Tal resposta, longe de significar indelicadeza da parte de Jesus, quer apenas indicar que, acima do
parentesco carnal, o Senhor estimava um novo tipo de parentesco, o parentesco espiritual, o qual
se baseia não nos laços do sangue, mas na fidelidade à Palavra e à Vontade de Deus. Naturalmente,
esta não se opõe aos vínculos e ao amor da família, mas subordina-os a si. Se não houvesse fidelidade
à Vontade de Deus nos consanguíneos de Jesus, de nada lhes adiantaria o parentesco de sangue com
Cristo. Ora Maria nutriu desde cedo o amor aos desígnios do Pai Celeste, como ela mesma atesta
ao anjo: «Eis a serva do Senhor; faça-se em mim segundo a tua palavra» (Lc 1,38). Donde se segue
que Jesus com sua resposta em Mt 12,50 só fez confirmar sua grande ternura para com Maria
Santíssima, dando, porém, simultaneamente a ver qual o título que mais encarecia Maria ao seu
coração de Filho: ela sempre fora (e foi) fiel à Vontade do Pai.

d) Muito semelhante é o significado de Lc 11,27s; uma mulher tendo exaltado a grande felicidade
da Mãe de Jesus por haver gerado tão nobre Filho, o Senhor a admoesta a que entenda o verdadeiro
título por que alguém mereça ser felicitado: o título de cumpridor da Palavra de Deus; com efeito,
diz Jesus: «Bem-aventurados, antes, os que ouvem a palavra de Deus e a põem em prática!» (Lc
11,28). Ora tal motivo de exaltação se aplicava eminentemente a Maria Santíssima, que, sem dúvida,
recebeu a graça de se tornar Mãe do Verbo Encarnado porque primeiramente se mostrou em tudo
a fiel serva do Senhor; diz Sto. Agostinho: «Mais feliz é Maria por ter vivido inteiramente na fé do
Messias do que por ter concebido a carne do Messias» (ed. Migne lat. 40,398). À luz deste princípio,
entendam-se as palavras de Cristo: o Senhor quer erguer a estima a Maria sobre o aspecto mais
digno e rico que a Mãe de Deus possa apresentar à nossa consideração.

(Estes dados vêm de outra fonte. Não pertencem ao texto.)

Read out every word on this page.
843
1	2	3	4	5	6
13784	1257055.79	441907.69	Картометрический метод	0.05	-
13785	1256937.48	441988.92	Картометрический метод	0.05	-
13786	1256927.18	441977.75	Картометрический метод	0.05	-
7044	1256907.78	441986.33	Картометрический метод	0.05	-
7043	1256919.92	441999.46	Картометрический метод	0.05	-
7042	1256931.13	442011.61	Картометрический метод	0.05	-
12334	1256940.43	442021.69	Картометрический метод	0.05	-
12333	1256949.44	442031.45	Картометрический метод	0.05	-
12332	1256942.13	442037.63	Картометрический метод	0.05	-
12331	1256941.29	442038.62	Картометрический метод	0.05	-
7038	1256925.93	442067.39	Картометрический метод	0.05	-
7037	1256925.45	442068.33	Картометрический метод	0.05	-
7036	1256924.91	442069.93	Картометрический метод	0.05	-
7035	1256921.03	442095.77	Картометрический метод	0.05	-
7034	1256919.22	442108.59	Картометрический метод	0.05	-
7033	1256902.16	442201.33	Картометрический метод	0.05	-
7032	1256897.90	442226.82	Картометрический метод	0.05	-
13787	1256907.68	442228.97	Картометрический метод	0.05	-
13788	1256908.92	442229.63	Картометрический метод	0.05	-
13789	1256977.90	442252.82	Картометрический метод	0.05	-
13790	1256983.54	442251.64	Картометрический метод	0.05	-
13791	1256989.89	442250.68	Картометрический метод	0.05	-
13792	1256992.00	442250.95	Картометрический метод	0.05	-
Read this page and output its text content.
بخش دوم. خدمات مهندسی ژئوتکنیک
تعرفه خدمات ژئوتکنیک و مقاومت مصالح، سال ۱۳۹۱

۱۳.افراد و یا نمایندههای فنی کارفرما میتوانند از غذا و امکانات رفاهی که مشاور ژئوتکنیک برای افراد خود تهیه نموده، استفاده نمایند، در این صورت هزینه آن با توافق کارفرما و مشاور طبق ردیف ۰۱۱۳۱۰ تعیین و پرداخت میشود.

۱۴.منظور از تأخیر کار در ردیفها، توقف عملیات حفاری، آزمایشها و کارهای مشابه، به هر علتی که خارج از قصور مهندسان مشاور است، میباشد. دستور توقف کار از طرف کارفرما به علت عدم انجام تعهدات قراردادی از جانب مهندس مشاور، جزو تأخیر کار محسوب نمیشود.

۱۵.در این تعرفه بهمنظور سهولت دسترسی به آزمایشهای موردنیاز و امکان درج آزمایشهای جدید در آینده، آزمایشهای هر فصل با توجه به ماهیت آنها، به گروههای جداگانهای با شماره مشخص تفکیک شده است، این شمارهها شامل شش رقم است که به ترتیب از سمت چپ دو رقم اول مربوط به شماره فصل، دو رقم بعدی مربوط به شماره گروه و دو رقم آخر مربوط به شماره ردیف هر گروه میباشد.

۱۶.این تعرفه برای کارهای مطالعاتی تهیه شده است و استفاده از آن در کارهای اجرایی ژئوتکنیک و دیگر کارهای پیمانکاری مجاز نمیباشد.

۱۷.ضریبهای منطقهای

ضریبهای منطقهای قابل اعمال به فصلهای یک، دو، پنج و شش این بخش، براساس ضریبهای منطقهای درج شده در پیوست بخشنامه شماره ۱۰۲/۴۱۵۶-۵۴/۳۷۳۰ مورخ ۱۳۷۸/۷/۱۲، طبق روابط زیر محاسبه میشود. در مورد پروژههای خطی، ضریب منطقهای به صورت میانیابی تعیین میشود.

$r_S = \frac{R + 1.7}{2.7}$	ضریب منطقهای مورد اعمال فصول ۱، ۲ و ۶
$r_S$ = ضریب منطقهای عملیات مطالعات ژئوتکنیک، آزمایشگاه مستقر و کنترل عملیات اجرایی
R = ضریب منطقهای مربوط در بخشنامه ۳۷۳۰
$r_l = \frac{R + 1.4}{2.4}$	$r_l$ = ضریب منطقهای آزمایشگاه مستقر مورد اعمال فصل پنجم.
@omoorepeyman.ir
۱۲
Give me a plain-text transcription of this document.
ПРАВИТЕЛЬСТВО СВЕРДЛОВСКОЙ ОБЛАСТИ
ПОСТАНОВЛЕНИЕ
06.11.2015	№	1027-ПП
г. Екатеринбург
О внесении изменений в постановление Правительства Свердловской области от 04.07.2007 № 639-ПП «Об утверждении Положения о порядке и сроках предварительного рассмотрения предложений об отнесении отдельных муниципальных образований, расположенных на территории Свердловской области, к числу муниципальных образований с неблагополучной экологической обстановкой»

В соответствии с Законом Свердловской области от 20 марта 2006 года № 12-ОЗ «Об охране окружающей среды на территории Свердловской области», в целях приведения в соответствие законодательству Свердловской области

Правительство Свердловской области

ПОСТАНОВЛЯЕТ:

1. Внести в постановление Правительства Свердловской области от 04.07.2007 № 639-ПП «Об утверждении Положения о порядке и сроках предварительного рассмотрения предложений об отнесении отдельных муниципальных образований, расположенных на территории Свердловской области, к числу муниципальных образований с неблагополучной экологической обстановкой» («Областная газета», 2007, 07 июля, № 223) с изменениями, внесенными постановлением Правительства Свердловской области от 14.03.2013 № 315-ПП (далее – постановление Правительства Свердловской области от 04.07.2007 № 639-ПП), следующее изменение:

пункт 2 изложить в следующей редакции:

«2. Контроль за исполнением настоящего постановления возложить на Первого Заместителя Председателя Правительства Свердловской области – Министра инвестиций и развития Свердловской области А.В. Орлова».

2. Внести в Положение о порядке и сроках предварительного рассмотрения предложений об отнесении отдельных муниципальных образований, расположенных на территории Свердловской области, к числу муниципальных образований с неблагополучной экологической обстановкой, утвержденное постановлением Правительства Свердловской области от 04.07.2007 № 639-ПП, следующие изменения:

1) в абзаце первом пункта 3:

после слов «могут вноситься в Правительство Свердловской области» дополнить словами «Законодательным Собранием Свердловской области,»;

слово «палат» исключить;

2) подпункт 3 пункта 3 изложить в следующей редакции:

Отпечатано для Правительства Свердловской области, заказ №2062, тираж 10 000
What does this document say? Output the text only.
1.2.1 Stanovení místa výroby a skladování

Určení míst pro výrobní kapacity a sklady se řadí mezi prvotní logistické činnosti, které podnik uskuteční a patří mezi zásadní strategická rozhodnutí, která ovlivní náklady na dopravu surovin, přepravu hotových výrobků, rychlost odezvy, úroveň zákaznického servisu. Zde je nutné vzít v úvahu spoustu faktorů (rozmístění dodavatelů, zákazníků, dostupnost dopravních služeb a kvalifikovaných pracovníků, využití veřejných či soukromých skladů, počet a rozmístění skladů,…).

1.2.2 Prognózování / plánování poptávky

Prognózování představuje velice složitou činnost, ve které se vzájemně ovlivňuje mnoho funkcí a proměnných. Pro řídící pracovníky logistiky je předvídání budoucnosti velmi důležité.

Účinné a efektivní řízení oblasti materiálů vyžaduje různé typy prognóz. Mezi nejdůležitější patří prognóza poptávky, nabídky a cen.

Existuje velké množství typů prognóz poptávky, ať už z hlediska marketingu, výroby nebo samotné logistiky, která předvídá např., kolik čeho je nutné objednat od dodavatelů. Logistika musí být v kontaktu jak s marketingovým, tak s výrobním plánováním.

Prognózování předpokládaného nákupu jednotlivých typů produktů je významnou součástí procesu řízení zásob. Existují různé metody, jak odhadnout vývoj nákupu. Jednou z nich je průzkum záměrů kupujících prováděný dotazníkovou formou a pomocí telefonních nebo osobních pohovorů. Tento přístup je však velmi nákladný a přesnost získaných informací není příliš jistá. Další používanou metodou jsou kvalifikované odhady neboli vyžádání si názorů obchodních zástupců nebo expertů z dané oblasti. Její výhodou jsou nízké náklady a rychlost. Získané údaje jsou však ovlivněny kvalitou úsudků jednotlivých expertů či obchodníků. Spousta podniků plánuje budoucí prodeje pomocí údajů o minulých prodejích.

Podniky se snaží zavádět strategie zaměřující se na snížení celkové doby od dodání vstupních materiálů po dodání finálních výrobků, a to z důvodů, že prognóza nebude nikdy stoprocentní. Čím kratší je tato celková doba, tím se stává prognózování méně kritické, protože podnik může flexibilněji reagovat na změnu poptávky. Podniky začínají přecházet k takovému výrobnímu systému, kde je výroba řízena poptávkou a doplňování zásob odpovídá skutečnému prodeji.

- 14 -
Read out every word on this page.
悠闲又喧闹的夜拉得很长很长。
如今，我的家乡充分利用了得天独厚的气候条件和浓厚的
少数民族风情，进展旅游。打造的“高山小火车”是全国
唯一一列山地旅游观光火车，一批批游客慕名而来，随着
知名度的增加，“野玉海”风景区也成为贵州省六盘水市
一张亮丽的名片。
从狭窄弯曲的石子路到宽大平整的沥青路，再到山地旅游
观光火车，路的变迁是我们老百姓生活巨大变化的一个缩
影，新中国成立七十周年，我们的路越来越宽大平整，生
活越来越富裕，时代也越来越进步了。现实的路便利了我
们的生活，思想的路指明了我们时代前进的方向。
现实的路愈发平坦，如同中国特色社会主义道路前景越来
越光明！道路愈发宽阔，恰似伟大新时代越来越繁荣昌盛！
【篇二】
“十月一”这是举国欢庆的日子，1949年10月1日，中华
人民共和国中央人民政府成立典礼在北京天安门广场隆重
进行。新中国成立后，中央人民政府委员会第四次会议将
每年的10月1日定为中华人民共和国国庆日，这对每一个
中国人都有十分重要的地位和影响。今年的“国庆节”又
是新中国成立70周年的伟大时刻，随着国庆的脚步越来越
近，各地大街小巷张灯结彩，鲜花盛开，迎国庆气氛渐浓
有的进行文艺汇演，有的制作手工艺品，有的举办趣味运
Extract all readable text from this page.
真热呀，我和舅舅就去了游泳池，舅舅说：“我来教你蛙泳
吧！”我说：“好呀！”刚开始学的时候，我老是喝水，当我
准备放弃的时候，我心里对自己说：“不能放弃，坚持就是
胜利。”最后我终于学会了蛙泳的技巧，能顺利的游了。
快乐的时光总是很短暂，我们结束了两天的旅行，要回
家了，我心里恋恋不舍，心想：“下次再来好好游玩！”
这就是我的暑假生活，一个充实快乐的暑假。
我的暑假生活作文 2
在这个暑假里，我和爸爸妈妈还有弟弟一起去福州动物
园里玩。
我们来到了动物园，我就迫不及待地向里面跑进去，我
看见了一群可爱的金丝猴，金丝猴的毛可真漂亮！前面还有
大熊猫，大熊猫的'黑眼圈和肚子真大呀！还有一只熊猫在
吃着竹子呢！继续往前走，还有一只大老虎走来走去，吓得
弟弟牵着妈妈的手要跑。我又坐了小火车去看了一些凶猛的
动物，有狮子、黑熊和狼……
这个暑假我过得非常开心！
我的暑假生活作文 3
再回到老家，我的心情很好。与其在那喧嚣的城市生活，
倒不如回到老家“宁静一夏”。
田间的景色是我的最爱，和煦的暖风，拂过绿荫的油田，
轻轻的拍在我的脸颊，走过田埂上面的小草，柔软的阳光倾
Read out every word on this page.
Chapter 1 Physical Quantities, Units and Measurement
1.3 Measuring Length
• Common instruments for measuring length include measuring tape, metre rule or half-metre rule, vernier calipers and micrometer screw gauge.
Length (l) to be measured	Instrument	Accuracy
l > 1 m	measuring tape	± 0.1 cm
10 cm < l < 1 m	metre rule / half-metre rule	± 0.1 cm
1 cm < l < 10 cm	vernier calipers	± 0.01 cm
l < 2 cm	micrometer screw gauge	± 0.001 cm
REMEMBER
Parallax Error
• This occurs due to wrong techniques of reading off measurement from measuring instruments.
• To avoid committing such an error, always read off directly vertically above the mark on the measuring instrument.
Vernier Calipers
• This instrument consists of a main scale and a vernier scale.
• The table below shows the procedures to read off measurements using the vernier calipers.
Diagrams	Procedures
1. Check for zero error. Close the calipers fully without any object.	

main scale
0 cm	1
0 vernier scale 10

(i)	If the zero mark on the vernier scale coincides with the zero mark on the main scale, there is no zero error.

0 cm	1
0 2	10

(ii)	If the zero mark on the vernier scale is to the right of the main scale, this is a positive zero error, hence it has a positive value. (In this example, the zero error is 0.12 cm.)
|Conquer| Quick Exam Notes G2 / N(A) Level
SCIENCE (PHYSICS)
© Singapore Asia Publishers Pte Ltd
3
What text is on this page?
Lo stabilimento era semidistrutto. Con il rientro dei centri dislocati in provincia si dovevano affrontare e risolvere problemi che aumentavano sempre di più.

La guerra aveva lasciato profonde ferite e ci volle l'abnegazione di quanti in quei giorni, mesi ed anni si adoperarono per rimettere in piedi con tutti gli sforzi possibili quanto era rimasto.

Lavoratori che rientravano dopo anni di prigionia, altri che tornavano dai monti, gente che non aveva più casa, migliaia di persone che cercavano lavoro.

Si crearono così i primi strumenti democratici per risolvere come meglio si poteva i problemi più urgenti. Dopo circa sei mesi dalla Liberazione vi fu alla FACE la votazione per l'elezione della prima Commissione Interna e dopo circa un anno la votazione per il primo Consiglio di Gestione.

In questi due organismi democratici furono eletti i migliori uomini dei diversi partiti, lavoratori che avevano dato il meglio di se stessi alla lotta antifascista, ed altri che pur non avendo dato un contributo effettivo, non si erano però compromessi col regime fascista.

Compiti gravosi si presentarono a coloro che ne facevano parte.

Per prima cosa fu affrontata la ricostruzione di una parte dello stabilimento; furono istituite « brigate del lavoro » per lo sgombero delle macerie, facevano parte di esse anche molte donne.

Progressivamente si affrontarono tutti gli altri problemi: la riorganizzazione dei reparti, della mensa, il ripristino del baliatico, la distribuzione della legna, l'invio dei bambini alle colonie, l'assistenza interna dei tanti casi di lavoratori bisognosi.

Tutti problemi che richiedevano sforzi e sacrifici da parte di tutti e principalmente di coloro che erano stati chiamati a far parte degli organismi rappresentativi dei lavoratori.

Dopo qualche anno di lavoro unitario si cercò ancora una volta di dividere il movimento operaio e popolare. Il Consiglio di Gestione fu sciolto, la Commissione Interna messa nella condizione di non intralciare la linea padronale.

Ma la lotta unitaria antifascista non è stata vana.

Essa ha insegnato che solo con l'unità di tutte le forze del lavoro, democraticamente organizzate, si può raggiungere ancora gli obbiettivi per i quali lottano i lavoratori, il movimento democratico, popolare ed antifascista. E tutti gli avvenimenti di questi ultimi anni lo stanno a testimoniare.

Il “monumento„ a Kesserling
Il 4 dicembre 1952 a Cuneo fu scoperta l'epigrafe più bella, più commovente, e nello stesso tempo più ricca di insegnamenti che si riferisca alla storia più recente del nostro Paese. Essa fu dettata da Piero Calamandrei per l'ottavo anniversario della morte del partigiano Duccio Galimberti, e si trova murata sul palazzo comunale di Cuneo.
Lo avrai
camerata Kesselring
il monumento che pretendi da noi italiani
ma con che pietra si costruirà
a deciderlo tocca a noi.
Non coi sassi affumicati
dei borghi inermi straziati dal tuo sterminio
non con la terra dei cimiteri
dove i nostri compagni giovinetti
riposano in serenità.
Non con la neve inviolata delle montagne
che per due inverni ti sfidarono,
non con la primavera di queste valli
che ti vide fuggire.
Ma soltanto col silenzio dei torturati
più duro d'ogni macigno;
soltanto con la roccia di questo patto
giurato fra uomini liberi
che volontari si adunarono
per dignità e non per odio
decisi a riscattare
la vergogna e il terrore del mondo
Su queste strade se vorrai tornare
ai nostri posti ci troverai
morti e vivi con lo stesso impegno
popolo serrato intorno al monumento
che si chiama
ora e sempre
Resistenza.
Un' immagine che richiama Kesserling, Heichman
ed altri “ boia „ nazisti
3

O fato de que São Paulo se refere uma só vez a Maria, afirmando em Gál 4,4 que o Filho de Deus
«nasceu de uma mulher», deve-se ao caráter esporádico das suas cartas: ao escrever, o Apóstolo
visava apenas esclarecer problemas ou solucionar casos recém originados entre os fiéis. Ora é de crer
que a Virgem Santíssima, provavelmente ainda viva quando São Paulo escrevia, não devia causar
problemas aos primeiros cristãos. — Ademais a expressão «mulher» que São Paulo (seguindo o modo
de falar de Jesus em Jo) aplica a Maria, é, no conjunto da Revelação cristã, grandiosa e alvissareira,
como está acima notado.

Em 1 Tim 2,14 o Apóstolo diz que a mulher, primeiramente seduzida pelo demônio no paraíso, se
salva pela teknogonia. Esta palavra grega, composta como é, torna-se suscetível de dupla
interpretação: «geração do filho ou de filhos». No primeiro caso (tornado bem provável pelo
emprego do artigo definido), Paulo aludiria ao parto de Maria (geração do Filho por excelência) e
apresentaria a Mãe de Cristo em perspectiva grandiosa, como iniciadora da reabilitação da mulher.

+++++++++++++++++

Com certeza, os textos bíblicos explicitamente escritos a respeito de Maria se encontram nos
evangelhos. No livro do Apocalipse, pode-se atribuir uma interpretação mariana, mas que é
secundária na intenção do autor. Outros textos, atribuídos a Maria, são resultado de interpretação
posterior, a maioria servindo-se do recurso da alegoria. Devemos ter claro, no entanto, que esses
trechos não são originalmente mariais. Tal cuidado deve guiar-nos também na liturgia e na catequese
para evitar um discurso exagerado sobre Maria sem a devida fundamentação na Escritura Sagrada.